I'm trying to parse CSS, or at least the basics, using ANTLR. I'm running into a few problems with my lexer rules though. The problem lies in the ambiguity between an ID selectors and hexadecimal color values. Using a simplified grammar for clarity, consider the following input:
#bbb {
color: #fff;
}
and the following parser rules:
ruleset : selector '{' property* '}';
selector: '#' ALPHANUM;
property: ALPHANUM ':' value ';' ;
value: COLOR;
and these lexer tokens:
ALPHANUM : ('a'..'z' | '0'..'9')+;
COLOR : '#' ('0'..'9' | 'a'..'f')+;
This will not work, because #bbb is tokenized as a COLOR token, even though it's supposed to be a selector. If I change the selector to not start with a hexadecimal character, it works fine. I'm not sure how to solve this. Is there a way to tell ANTLR to treat a specific token only as a COLOR token if it's in a certain position? Say, if it's in a property rule, I can safely assume it's a color token. If it isn't, treat it as a selector.

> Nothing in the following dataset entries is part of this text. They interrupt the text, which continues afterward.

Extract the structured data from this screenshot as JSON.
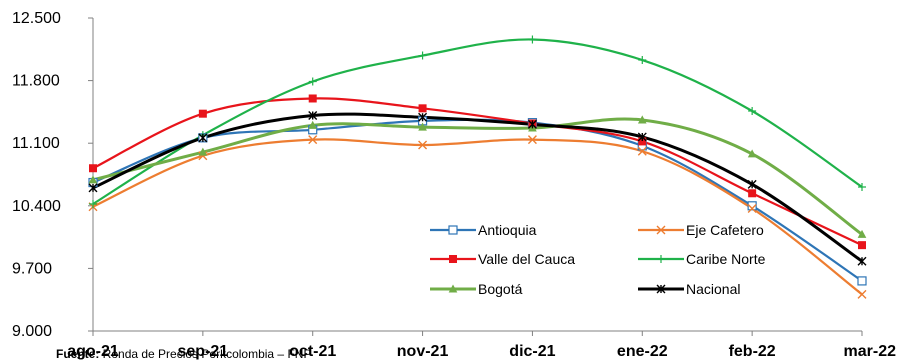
{
  "chart_data": {
    "type": "line",
    "title": "",
    "xlabel": "",
    "ylabel": "",
    "categories": [
      "ago-21",
      "sep-21",
      "oct-21",
      "nov-21",
      "dic-21",
      "ene-22",
      "feb-22",
      "mar-22"
    ],
    "y_ticks": [
      "9.000",
      "9.700",
      "10.400",
      "11.100",
      "11.800",
      "12.500"
    ],
    "ylim": [
      9000,
      12500
    ],
    "grid": false,
    "legend_position": "bottom-right",
    "series": [
      {
        "name": "Antioquia",
        "color": "#2E75B6",
        "marker": "square-open",
        "values": [
          10660,
          11160,
          11250,
          11350,
          11330,
          11070,
          10400,
          9560
        ]
      },
      {
        "name": "Eje Cafetero",
        "color": "#ED7D31",
        "marker": "x",
        "values": [
          10390,
          10960,
          11140,
          11080,
          11140,
          11010,
          10370,
          9410
        ]
      },
      {
        "name": "Valle del Cauca",
        "color": "#E8141B",
        "marker": "square-filled",
        "values": [
          10820,
          11430,
          11600,
          11490,
          11320,
          11120,
          10540,
          9960
        ]
      },
      {
        "name": "Caribe Norte",
        "color": "#1FB24A",
        "marker": "plus",
        "values": [
          10420,
          11190,
          11790,
          12080,
          12260,
          12030,
          11460,
          10610
        ]
      },
      {
        "name": "Bogotá",
        "color": "#70AD47",
        "marker": "triangle",
        "values": [
          10690,
          11000,
          11300,
          11280,
          11270,
          11360,
          10980,
          10080
        ]
      },
      {
        "name": "Nacional",
        "color": "#000000",
        "marker": "star",
        "values": [
          10600,
          11160,
          11410,
          11390,
          11310,
          11170,
          10640,
          9780
        ]
      }
    ]
  },
  "source": {
    "label": "Fuente:",
    "text": " Ronda  de Precios  Porkcolombia – FNP"
  }
}
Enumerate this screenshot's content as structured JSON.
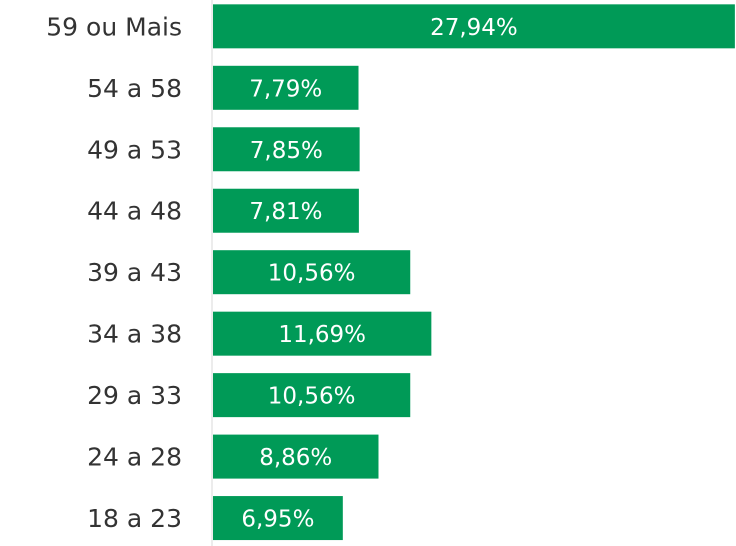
{
  "chart_data": {
    "type": "hbar",
    "categories": [
      "59 ou Mais",
      "54 a 58",
      "49 a 53",
      "44 a 48",
      "39 a 43",
      "34 a 38",
      "29 a 33",
      "24 a 28",
      "18 a 23"
    ],
    "values": [
      27.94,
      7.79,
      7.85,
      7.81,
      10.56,
      11.69,
      10.56,
      8.86,
      6.95
    ],
    "value_labels": [
      "27,94%",
      "7,79%",
      "7,85%",
      "7,81%",
      "10,56%",
      "11,69%",
      "10,56%",
      "8,86%",
      "6,95%"
    ],
    "color": "#009a57",
    "xlim": [
      0,
      28
    ]
  }
}
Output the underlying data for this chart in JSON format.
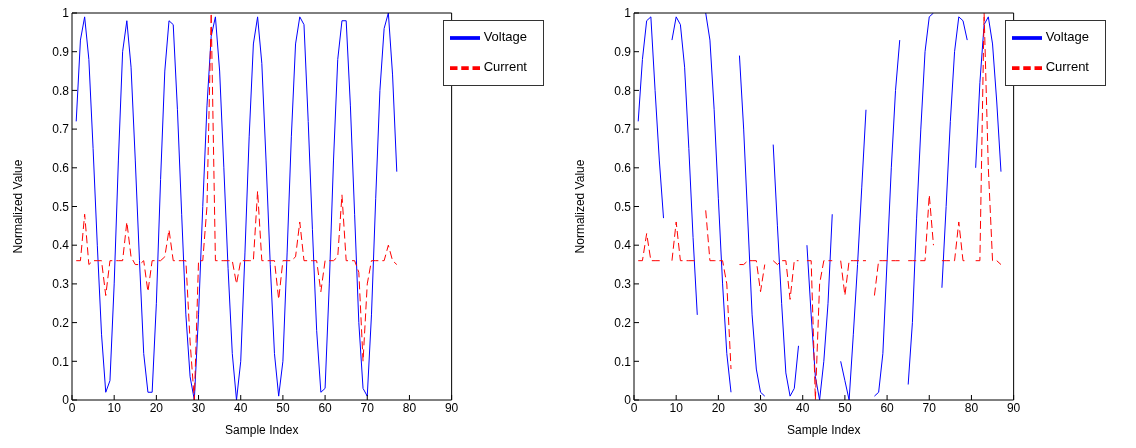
{
  "chart_data": [
    {
      "type": "line",
      "xlabel": "Sample Index",
      "ylabel": "Normalized Value",
      "xlim": [
        0,
        90
      ],
      "xticks": [
        0,
        10,
        20,
        30,
        40,
        50,
        60,
        70,
        80,
        90
      ],
      "ylim": [
        0,
        1
      ],
      "yticks": [
        0,
        0.1,
        0.2,
        0.3,
        0.4,
        0.5,
        0.6,
        0.7,
        0.8,
        0.9,
        1
      ],
      "legend": "top right",
      "x": [
        1,
        2,
        3,
        4,
        5,
        6,
        7,
        8,
        9,
        10,
        11,
        12,
        13,
        14,
        15,
        16,
        17,
        18,
        19,
        20,
        21,
        22,
        23,
        24,
        25,
        26,
        27,
        28,
        29,
        30,
        31,
        32,
        33,
        34,
        35,
        36,
        37,
        38,
        39,
        40,
        41,
        42,
        43,
        44,
        45,
        46,
        47,
        48,
        49,
        50,
        51,
        52,
        53,
        54,
        55,
        56,
        57,
        58,
        59,
        60,
        61,
        62,
        63,
        64,
        65,
        66,
        67,
        68,
        69,
        70,
        71,
        72,
        73,
        74,
        75,
        76,
        77
      ],
      "series": [
        {
          "name": "Voltage",
          "color": "#0000ff",
          "line_style": "solid",
          "values": [
            0.72,
            0.93,
            0.99,
            0.88,
            0.65,
            0.4,
            0.17,
            0.02,
            0.05,
            0.3,
            0.62,
            0.9,
            0.98,
            0.86,
            0.62,
            0.36,
            0.12,
            0.02,
            0.02,
            0.25,
            0.57,
            0.85,
            0.98,
            0.97,
            0.75,
            0.48,
            0.22,
            0.06,
            0.0,
            0.22,
            0.5,
            0.76,
            0.94,
            0.99,
            0.85,
            0.6,
            0.34,
            0.12,
            0.0,
            0.1,
            0.38,
            0.68,
            0.92,
            0.99,
            0.87,
            0.62,
            0.35,
            0.12,
            0.01,
            0.1,
            0.38,
            0.68,
            0.92,
            0.99,
            0.97,
            0.72,
            0.44,
            0.18,
            0.02,
            0.03,
            0.3,
            0.62,
            0.88,
            0.98,
            0.98,
            0.76,
            0.48,
            0.2,
            0.03,
            0.01,
            0.22,
            0.52,
            0.8,
            0.96,
            1.0,
            0.84,
            0.59
          ]
        },
        {
          "name": "Current",
          "color": "#ff0000",
          "line_style": "dashed",
          "values": [
            0.36,
            0.36,
            0.48,
            0.35,
            0.36,
            0.36,
            0.36,
            0.27,
            0.36,
            0.36,
            0.36,
            0.36,
            0.46,
            0.37,
            0.35,
            0.35,
            0.36,
            0.28,
            0.36,
            0.36,
            0.36,
            0.37,
            0.44,
            0.36,
            0.36,
            0.36,
            0.36,
            0.15,
            0.0,
            0.36,
            0.36,
            0.5,
            1.0,
            0.36,
            0.36,
            0.36,
            0.36,
            0.36,
            0.3,
            0.36,
            0.36,
            0.36,
            0.36,
            0.54,
            0.36,
            0.36,
            0.36,
            0.36,
            0.26,
            0.36,
            0.36,
            0.36,
            0.37,
            0.46,
            0.36,
            0.36,
            0.36,
            0.36,
            0.28,
            0.36,
            0.36,
            0.36,
            0.37,
            0.53,
            0.36,
            0.36,
            0.36,
            0.33,
            0.1,
            0.3,
            0.36,
            0.36,
            0.36,
            0.36,
            0.4,
            0.36,
            0.35
          ]
        }
      ]
    },
    {
      "type": "line",
      "xlabel": "Sample Index",
      "ylabel": "Normalized Value",
      "xlim": [
        0,
        90
      ],
      "xticks": [
        0,
        10,
        20,
        30,
        40,
        50,
        60,
        70,
        80,
        90
      ],
      "ylim": [
        0,
        1
      ],
      "yticks": [
        0,
        0.1,
        0.2,
        0.3,
        0.4,
        0.5,
        0.6,
        0.7,
        0.8,
        0.9,
        1
      ],
      "legend": "top right",
      "x": [
        1,
        2,
        3,
        4,
        5,
        6,
        7,
        8,
        9,
        10,
        11,
        12,
        13,
        14,
        15,
        16,
        17,
        18,
        19,
        20,
        21,
        22,
        23,
        24,
        25,
        26,
        27,
        28,
        29,
        30,
        31,
        32,
        33,
        34,
        35,
        36,
        37,
        38,
        39,
        40,
        41,
        42,
        43,
        44,
        45,
        46,
        47,
        48,
        49,
        50,
        51,
        52,
        53,
        54,
        55,
        56,
        57,
        58,
        59,
        60,
        61,
        62,
        63,
        64,
        65,
        66,
        67,
        68,
        69,
        70,
        71,
        72,
        73,
        74,
        75,
        76,
        77,
        78,
        79,
        80,
        81,
        82,
        83,
        84,
        85,
        86,
        87
      ],
      "series": [
        {
          "name": "Voltage",
          "color": "#0000ff",
          "line_style": "solid",
          "values": [
            0.72,
            0.88,
            0.98,
            0.99,
            0.8,
            0.62,
            0.47,
            null,
            0.93,
            0.99,
            0.97,
            0.86,
            0.65,
            0.42,
            0.22,
            null,
            1.0,
            0.93,
            0.75,
            0.52,
            0.3,
            0.12,
            0.02,
            null,
            0.89,
            0.7,
            0.46,
            0.22,
            0.08,
            0.02,
            0.01,
            null,
            0.66,
            0.45,
            0.25,
            0.07,
            0.01,
            0.03,
            0.14,
            null,
            0.4,
            0.22,
            0.06,
            0.0,
            0.1,
            0.25,
            0.48,
            null,
            0.1,
            0.05,
            0.0,
            0.17,
            0.35,
            0.55,
            0.75,
            null,
            0.01,
            0.02,
            0.12,
            0.36,
            0.6,
            0.8,
            0.93,
            null,
            0.04,
            0.2,
            0.47,
            0.7,
            0.9,
            0.99,
            1.0,
            null,
            0.29,
            0.5,
            0.72,
            0.9,
            0.99,
            0.98,
            0.93,
            null,
            0.6,
            0.82,
            0.97,
            0.99,
            0.92,
            0.77,
            0.59
          ]
        },
        {
          "name": "Current",
          "color": "#ff0000",
          "line_style": "dashed",
          "values": [
            0.36,
            0.36,
            0.43,
            0.36,
            0.36,
            0.36,
            0.36,
            null,
            0.36,
            0.46,
            0.36,
            0.36,
            0.36,
            0.36,
            0.36,
            null,
            0.49,
            0.36,
            0.36,
            0.36,
            0.36,
            0.3,
            0.08,
            null,
            0.35,
            0.35,
            0.36,
            0.36,
            0.36,
            0.28,
            0.35,
            null,
            0.36,
            0.35,
            0.36,
            0.36,
            0.26,
            0.36,
            0.36,
            null,
            0.36,
            0.36,
            0.0,
            0.3,
            0.36,
            0.36,
            0.36,
            null,
            0.36,
            0.27,
            0.36,
            0.36,
            0.36,
            0.36,
            0.36,
            null,
            0.27,
            0.36,
            0.36,
            0.36,
            0.36,
            0.36,
            0.36,
            null,
            0.36,
            0.36,
            0.36,
            0.36,
            0.36,
            0.53,
            0.4,
            null,
            0.36,
            0.36,
            0.36,
            0.36,
            0.46,
            0.36,
            0.36,
            null,
            0.36,
            0.36,
            1.0,
            0.6,
            0.36,
            0.36,
            0.35
          ]
        }
      ]
    }
  ]
}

Any help would be appreciated!
Solution: Turns out I was trying to do too much in the grammar, which I should probably deal with in the code using the AST. CSS has too many ambiguous tokens to reliably split into different tokens, so the approach I'm using now is basically tokenizing the special characters like '#', '.', ':' and the curly braces, and doing post processing in the consumer code. Works a lot better, and it's easier to deal with the edge cases.